Right, to elabourate on my previous post; I suspect you're doing your
matching/searching within a function.

I can do the following :

$list = array(5,4,3,2,1);
foreach($list as $key => $value) {
    if($value > 3) {
        $list[$key] = 9;
    }
}

print_r($list);

which will show : 9,9,3,2,1


If I change it to :

<?php
$list = array(5,4,3,2,1);
function whatever($list) {
    foreach($list as $key => $value) {
        if($value > 3) {
            $list[$key] = 9;
        }
    }
}
whatever($list);
print_r($list);

I'll get : 5,4,3,2,1

This is because of the fact that PHP4 (and PHP5 when not using objects)
does Pass by Value, not Pass by Reference.
(Java always does Pass by Reference).

i.e.
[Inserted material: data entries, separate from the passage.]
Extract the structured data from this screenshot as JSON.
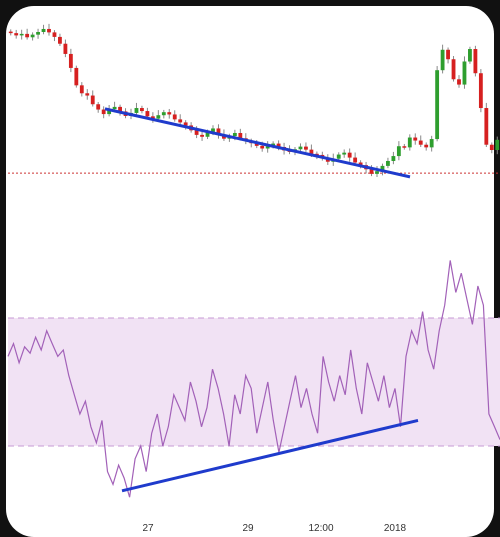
{
  "chart_data": [
    {
      "type": "candlestick",
      "title": "",
      "xlabel": "",
      "ylabel": "",
      "grid": false,
      "colors": {
        "up": "#2e9e2e",
        "down": "#d62020",
        "wick": "#888888",
        "support_line": "#cc3333",
        "trendline": "#1f3bcc"
      },
      "series": [
        {
          "values": [
            100,
            99.4,
            99.8,
            98.9,
            99.6,
            100.3,
            101.1,
            100.2,
            99.0,
            97.2,
            94.5,
            90.8,
            86.2,
            84.1,
            83.5,
            81.2,
            79.8,
            78.6,
            79.9,
            80.5,
            79.3,
            78.1,
            78.9,
            80.2,
            79.4,
            78.0,
            77.4,
            78.3,
            79.1,
            78.5,
            77.2,
            76.4,
            75.6,
            74.3,
            73.1,
            72.6,
            73.9,
            74.8,
            73.2,
            72.1,
            72.8,
            73.6,
            72.2,
            71.5,
            70.9,
            70.2,
            69.5,
            70.1,
            70.8,
            69.9,
            69.0,
            68.6,
            69.3,
            70.0,
            69.2,
            68.1,
            67.8,
            66.9,
            66.0,
            66.8,
            67.9,
            68.4,
            67.1,
            65.8,
            65.1,
            64.0,
            62.8,
            63.5,
            64.9,
            66.2,
            67.5,
            70.1,
            69.8,
            72.4,
            71.6,
            70.5,
            69.8,
            72.0,
            90.2,
            95.6,
            93.1,
            87.8,
            86.4,
            92.5,
            95.8,
            89.4,
            80.2,
            70.5,
            69.1,
            71.8
          ]
        }
      ],
      "support_level": 63.0,
      "trendline": {
        "from": 80.0,
        "to": 62.0
      },
      "xlim_index": [
        0,
        90
      ],
      "ylim": [
        58,
        104
      ]
    },
    {
      "type": "line",
      "title": "",
      "xlabel": "",
      "ylabel": "",
      "grid": false,
      "colors": {
        "line": "#a261b8",
        "band_fill": "#f1e2f4",
        "band_border": "#c79bd6",
        "trendline": "#1f3bcc"
      },
      "x_tick_labels": [
        "27",
        "29",
        "12:00",
        "2018"
      ],
      "band": [
        30,
        70
      ],
      "ylim": [
        10,
        95
      ],
      "series": [
        {
          "values": [
            58,
            62,
            56,
            61,
            59,
            64,
            60,
            66,
            62,
            58,
            60,
            52,
            46,
            40,
            44,
            36,
            31,
            38,
            22,
            18,
            24,
            20,
            14,
            26,
            30,
            22,
            34,
            40,
            30,
            36,
            46,
            42,
            38,
            50,
            44,
            36,
            42,
            54,
            48,
            40,
            30,
            46,
            40,
            52,
            48,
            34,
            42,
            50,
            38,
            28,
            36,
            44,
            52,
            42,
            48,
            40,
            34,
            58,
            50,
            44,
            52,
            46,
            60,
            48,
            40,
            56,
            50,
            44,
            52,
            42,
            48,
            36,
            58,
            66,
            62,
            72,
            60,
            54,
            66,
            74,
            88,
            78,
            84,
            76,
            68,
            80,
            74,
            40,
            36,
            32
          ]
        }
      ],
      "trendline": {
        "from": 16,
        "to": 38
      }
    }
  ]
}
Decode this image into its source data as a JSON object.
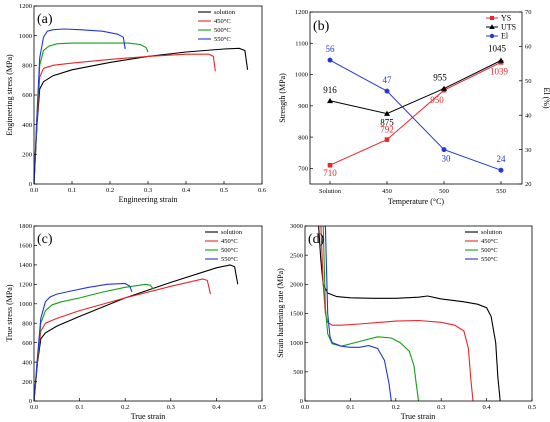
{
  "colors": {
    "solution": "#000000",
    "c450": "#e8272a",
    "c500": "#12a012",
    "c550": "#2238d6"
  },
  "chart_data": [
    {
      "panel": "(a)",
      "type": "line",
      "xlabel": "Engineering strain",
      "ylabel": "Engineering stress (MPa)",
      "xlim": [
        0,
        0.6
      ],
      "ylim": [
        0,
        1200
      ],
      "xticks": [
        0.0,
        0.1,
        0.2,
        0.3,
        0.4,
        0.5,
        0.6
      ],
      "yticks": [
        0,
        200,
        400,
        600,
        800,
        1000,
        1200
      ],
      "legend_position": "top-right",
      "series": [
        {
          "name": "solution",
          "color": "#000000",
          "x": [
            0,
            0.008,
            0.015,
            0.025,
            0.05,
            0.1,
            0.2,
            0.3,
            0.4,
            0.5,
            0.54,
            0.555,
            0.562
          ],
          "y": [
            0,
            400,
            640,
            690,
            730,
            770,
            820,
            860,
            890,
            910,
            915,
            900,
            770
          ]
        },
        {
          "name": "450°C",
          "color": "#e8272a",
          "x": [
            0,
            0.008,
            0.015,
            0.025,
            0.05,
            0.1,
            0.2,
            0.3,
            0.4,
            0.46,
            0.472,
            0.477
          ],
          "y": [
            0,
            420,
            720,
            780,
            800,
            815,
            840,
            860,
            875,
            875,
            860,
            760
          ]
        },
        {
          "name": "500°C",
          "color": "#12a012",
          "x": [
            0,
            0.008,
            0.015,
            0.025,
            0.04,
            0.06,
            0.1,
            0.2,
            0.25,
            0.28,
            0.295,
            0.3
          ],
          "y": [
            0,
            450,
            800,
            900,
            930,
            945,
            950,
            950,
            950,
            940,
            920,
            890
          ]
        },
        {
          "name": "550°C",
          "color": "#2238d6",
          "x": [
            0,
            0.008,
            0.015,
            0.025,
            0.035,
            0.05,
            0.08,
            0.12,
            0.18,
            0.22,
            0.235,
            0.24
          ],
          "y": [
            0,
            470,
            850,
            990,
            1030,
            1040,
            1045,
            1040,
            1030,
            1010,
            990,
            910
          ]
        }
      ]
    },
    {
      "panel": "(b)",
      "type": "line",
      "xlabel": "Temperature (°C)",
      "ylabel": "Strength (MPa)",
      "ylabel_right": "El (%)",
      "categories": [
        "Solution",
        "450",
        "500",
        "550"
      ],
      "ylim": [
        650,
        1200
      ],
      "yticks": [
        700,
        800,
        900,
        1000,
        1100,
        1200
      ],
      "ylim_right": [
        20,
        70
      ],
      "yticks_right": [
        20,
        30,
        40,
        50,
        60,
        70
      ],
      "legend_position": "top-right",
      "series": [
        {
          "name": "YS",
          "color": "#e8272a",
          "marker": "square",
          "axis": "left",
          "values": [
            710,
            792,
            950,
            1039
          ],
          "labels": [
            "710",
            "792",
            "950",
            "1039"
          ]
        },
        {
          "name": "UTS",
          "color": "#000000",
          "marker": "triangle",
          "axis": "left",
          "values": [
            916,
            875,
            955,
            1045
          ],
          "labels": [
            "916",
            "875",
            "955",
            "1045"
          ]
        },
        {
          "name": "El",
          "color": "#2238d6",
          "marker": "circle",
          "axis": "right",
          "values": [
            56,
            47,
            30,
            24
          ],
          "labels": [
            "56",
            "47",
            "30",
            "24"
          ]
        }
      ]
    },
    {
      "panel": "(c)",
      "type": "line",
      "xlabel": "True strain",
      "ylabel": "True stress (MPa)",
      "xlim": [
        0,
        0.5
      ],
      "ylim": [
        0,
        1800
      ],
      "xticks": [
        0.0,
        0.1,
        0.2,
        0.3,
        0.4,
        0.5
      ],
      "yticks": [
        0,
        200,
        400,
        600,
        800,
        1000,
        1200,
        1400,
        1600,
        1800
      ],
      "legend_position": "top-right",
      "series": [
        {
          "name": "solution",
          "color": "#000000",
          "x": [
            0,
            0.008,
            0.015,
            0.025,
            0.05,
            0.1,
            0.2,
            0.3,
            0.4,
            0.43,
            0.44,
            0.447
          ],
          "y": [
            0,
            400,
            640,
            700,
            770,
            870,
            1060,
            1220,
            1370,
            1400,
            1380,
            1200
          ]
        },
        {
          "name": "450°C",
          "color": "#e8272a",
          "x": [
            0,
            0.008,
            0.015,
            0.025,
            0.05,
            0.1,
            0.2,
            0.3,
            0.37,
            0.38,
            0.387
          ],
          "y": [
            0,
            420,
            720,
            800,
            850,
            930,
            1060,
            1180,
            1255,
            1240,
            1100
          ]
        },
        {
          "name": "500°C",
          "color": "#12a012",
          "x": [
            0,
            0.008,
            0.015,
            0.025,
            0.04,
            0.06,
            0.1,
            0.15,
            0.2,
            0.245,
            0.255,
            0.262
          ],
          "y": [
            0,
            450,
            800,
            930,
            990,
            1020,
            1060,
            1120,
            1170,
            1200,
            1190,
            1150
          ]
        },
        {
          "name": "550°C",
          "color": "#2238d6",
          "x": [
            0,
            0.008,
            0.015,
            0.025,
            0.035,
            0.05,
            0.08,
            0.12,
            0.16,
            0.2,
            0.21,
            0.215
          ],
          "y": [
            0,
            470,
            850,
            1020,
            1070,
            1100,
            1130,
            1170,
            1200,
            1210,
            1180,
            1120
          ]
        }
      ]
    },
    {
      "panel": "(d)",
      "type": "line",
      "xlabel": "True strain",
      "ylabel": "Strain hardening rate (MPa)",
      "xlim": [
        0,
        0.5
      ],
      "ylim": [
        0,
        3000
      ],
      "xticks": [
        0.0,
        0.1,
        0.2,
        0.3,
        0.4,
        0.5
      ],
      "yticks": [
        0,
        500,
        1000,
        1500,
        2000,
        2500,
        3000
      ],
      "legend_position": "top-right",
      "series": [
        {
          "name": "solution",
          "color": "#000000",
          "x": [
            0.03,
            0.035,
            0.04,
            0.05,
            0.07,
            0.1,
            0.15,
            0.2,
            0.25,
            0.27,
            0.3,
            0.35,
            0.38,
            0.4,
            0.41,
            0.42,
            0.425,
            0.43
          ],
          "y": [
            3000,
            2400,
            2000,
            1850,
            1790,
            1770,
            1760,
            1760,
            1780,
            1800,
            1750,
            1700,
            1660,
            1600,
            1450,
            1000,
            400,
            0
          ]
        },
        {
          "name": "450°C",
          "color": "#e8272a",
          "x": [
            0.035,
            0.04,
            0.045,
            0.05,
            0.06,
            0.08,
            0.12,
            0.2,
            0.25,
            0.3,
            0.33,
            0.35,
            0.36,
            0.365,
            0.37
          ],
          "y": [
            3000,
            2000,
            1500,
            1350,
            1300,
            1300,
            1320,
            1370,
            1380,
            1350,
            1300,
            1200,
            900,
            400,
            0
          ]
        },
        {
          "name": "500°C",
          "color": "#12a012",
          "x": [
            0.04,
            0.045,
            0.05,
            0.06,
            0.08,
            0.12,
            0.16,
            0.19,
            0.21,
            0.23,
            0.24,
            0.245,
            0.25
          ],
          "y": [
            3000,
            1600,
            1150,
            980,
            940,
            1020,
            1100,
            1080,
            1000,
            850,
            600,
            300,
            0
          ]
        },
        {
          "name": "550°C",
          "color": "#2238d6",
          "x": [
            0.045,
            0.05,
            0.055,
            0.06,
            0.08,
            0.1,
            0.12,
            0.14,
            0.16,
            0.175,
            0.185,
            0.19
          ],
          "y": [
            3000,
            1500,
            1100,
            1000,
            940,
            920,
            920,
            950,
            900,
            700,
            300,
            0
          ]
        }
      ]
    }
  ]
}
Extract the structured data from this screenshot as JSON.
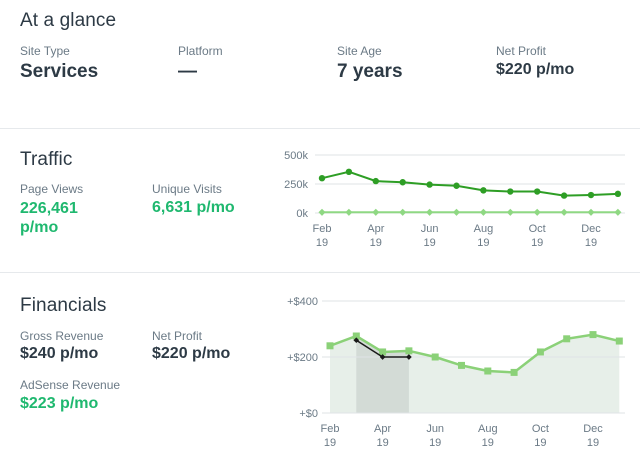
{
  "glance": {
    "title": "At a glance",
    "site_type_label": "Site Type",
    "site_type_value": "Services",
    "platform_label": "Platform",
    "platform_value": "—",
    "site_age_label": "Site Age",
    "site_age_value": "7 years",
    "net_profit_label": "Net Profit",
    "net_profit_value": "$220 p/mo"
  },
  "traffic": {
    "title": "Traffic",
    "page_views_label": "Page Views",
    "page_views_value": "226,461 p/mo",
    "unique_visits_label": "Unique Visits",
    "unique_visits_value": "6,631 p/mo"
  },
  "financials": {
    "title": "Financials",
    "gross_revenue_label": "Gross Revenue",
    "gross_revenue_value": "$240 p/mo",
    "net_profit_label": "Net Profit",
    "net_profit_value": "$220 p/mo",
    "adsense_label": "AdSense Revenue",
    "adsense_value": "$223 p/mo"
  },
  "colors": {
    "text": "#2d3a45",
    "muted": "#6b7a86",
    "green": "#1fb86f",
    "traffic_dark": "#2e9e25",
    "traffic_light": "#8fd883",
    "fin_line": "#8bd178"
  },
  "chart_data": [
    {
      "type": "line",
      "x_labels": [
        "Feb",
        "Apr",
        "Jun",
        "Aug",
        "Oct",
        "Dec"
      ],
      "x_year": "19",
      "y_ticks": [
        "0k",
        "250k",
        "500k"
      ],
      "ylim": [
        0,
        500000
      ],
      "grid": true,
      "months": [
        "Feb",
        "Mar",
        "Apr",
        "May",
        "Jun",
        "Jul",
        "Aug",
        "Sep",
        "Oct",
        "Nov",
        "Dec",
        "Jan"
      ],
      "series": [
        {
          "values": [
            300000,
            355000,
            275000,
            265000,
            245000,
            235000,
            195000,
            185000,
            185000,
            150000,
            155000,
            165000
          ]
        },
        {
          "values": [
            6000,
            6000,
            6000,
            6000,
            6000,
            6000,
            6000,
            6000,
            6000,
            6000,
            6000,
            6000
          ]
        }
      ]
    },
    {
      "type": "area",
      "x_labels": [
        "Feb",
        "Apr",
        "Jun",
        "Aug",
        "Oct",
        "Dec"
      ],
      "x_year": "19",
      "y_ticks": [
        "+$0",
        "+$200",
        "+$400"
      ],
      "ylim": [
        0,
        400
      ],
      "grid": true,
      "months": [
        "Feb",
        "Mar",
        "Apr",
        "May",
        "Jun",
        "Jul",
        "Aug",
        "Sep",
        "Oct",
        "Nov",
        "Dec",
        "Jan"
      ],
      "highlight_range": [
        "Mar",
        "May"
      ],
      "series": [
        {
          "values": [
            240,
            275,
            218,
            222,
            200,
            170,
            150,
            145,
            218,
            265,
            280,
            257
          ]
        },
        {
          "values": [
            null,
            260,
            200,
            200,
            null,
            null,
            null,
            null,
            null,
            null,
            null,
            null
          ]
        }
      ]
    }
  ]
}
When it runs inside the function it is a copy of the original
variable passed in; so the whatever function's $list is a copy of the
global $list. 

If we want to fix this, we can either :

a) Return $list from the function and assign it to $list globally
(globally = outside a function scope)
or
b) Pass by reference


To pass by reference you should put an '&' sign infront of variables in
the function declaration i.e.
$list = array(5,4,3,2,1);
function whatever(&$list) {
    foreach($list as $key => $value) {
        if($value > 3) {
            $list[$key] = 9;
        }
    }
}
whatever($list);
print_r($list);

will give 9,9,3,2,1

Or

$list = array(5,4,3,2,1);
function whatever(&$list) {
    foreach($list as $key => $value) {
        if($value > 3) {
            $list[$key] = 9;
        }
    }
    return $list;
}
$list = whatever($list);
print_r($list);

which will also give 9,9,3,2,1


>From a maintenance point of view, if you're going to use pass by
reference, make sure you use the '&' signs in the function signature,
and not at runtime when callign the function

i.e.
Good: function whatever(&$list) { ...... }
Bad : $list = whatever(&$list);

The reasoning being that you (the programmer) have to remember to put
the '&' in in the latter case, but not in the former, which could lead
to hard to track down bugs.


I'll assume that helps, and answers your question/problem, even if the
context isn't quite right.

David
</good-deed-of-the-day :-) >
-- 
David Goodwin 

[ david at codepoets dot co dot uk ]
[ http://www.codepoets.co.uk       ]